Le rapport Brazza est le fruit d'une enquête administrative portant sur les conditions de vie au Congo français, confiée en 1905 à Pierre Savorgnan de Brazza. Dénonçant la collusion des intérêts de compagnies privées et de l'administration coloniale, et les sévices que subissent les indigènes en violation des dispositions de la conférence de Berlin de 1885, le rapport est enterré et n'est rendu public qu'en 2014.

Contexte

Affaire Toqué-Gaud

Georges Toqué au poste de Fort-Crampel (Gribingui) vers 1905

Le , à Fort-Crampel, en Oubangui-Chari, un administrateur des colonies, George Toqué, et un commis des affaires indigènes, Fernand Gaud, décident de faire exécuter Pakpa, ancien guide, en lui attachant de la dynamite autour du cou. Au procès, les accusés rappellent qu’ils ont déclaré avant cette action épouvantable : « Ça a l’air idiot ; mais ça médusera les indigènes. Si après ça ils ne se tiennent pas tranquilles ! » Gaud indique à son procès qu’il voulait faire constater autour de lui l’étrangeté de cette mort : « Ni trace de coup de fusil, ni trace de coup de sagaie : c’est par une sorte de miracle qu’est mort celui qui n’avait pas voulu faire amitié avec les Blancs ». Ils sont condamnés à des peines légères (à cinq ans de réclusion), mais le scandale est tel qu’il conduit au lancement d’une enquête administrative, enquête dont est chargé Brazza[1].

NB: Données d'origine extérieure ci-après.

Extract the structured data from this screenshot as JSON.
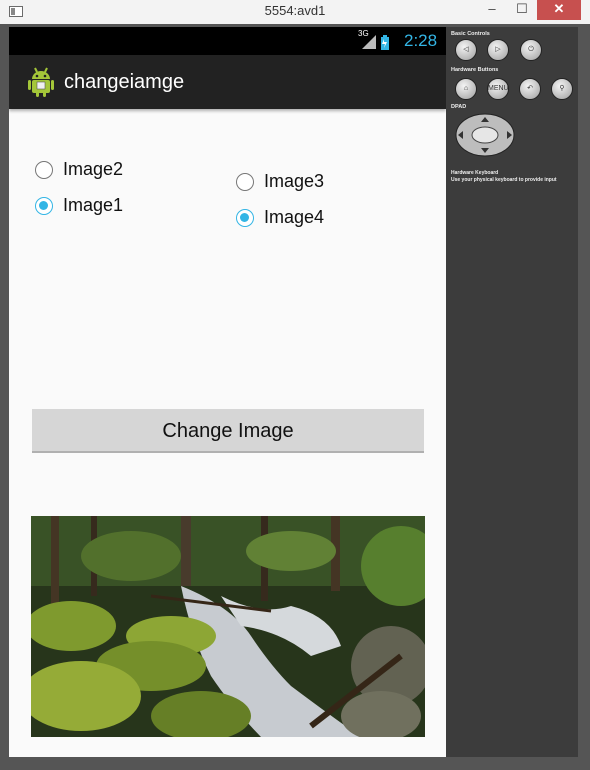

L'affaire cause scandale et remonte jusqu’à Paris. Les chambres sont saisies, la presse s’en empare, et le Journal des débats lance l’idée de l’enquête administrative. La Commission est désignée ; elle est présidée par Pierre Savorgnan de Brazza. À ses côtés figurent Charles Hoarau-Desruisseaux, inspecteur général des colonies, Félicien Challaye, un jeune agrégé de philosophie qui représente le ministre de l’instruction publique, un membre du Cabinet des colonies et un délégué du ministre des affaires étrangères. Les chambres adoptent un crédit extraordinaire de 268 000 francs. Le 5 avril 1905, Brazza quitte Marseille. Le 29 avril, il est à Libreville et l’enquête peut commencer[2].

Pression internationale

Pour Jean Martin, la pression des médias nationaux et internationaux précipite la décision de convoquer une mission d'enquête. Au début de 1905, le ministère Rouvier, à peine entré en fonctions, se trouve confronté aux campagnes qui exposent les « scandales du Congo » ou du « caoutchouc rouge », c’est-à-dire les abus commis dans la colonie par l’administration et par les compagnies concessionnaires. Parce qu'il redoute surtout l’envoi d’une commission d’enquête internationale, il prend les devants envoie la mission Brazza[1].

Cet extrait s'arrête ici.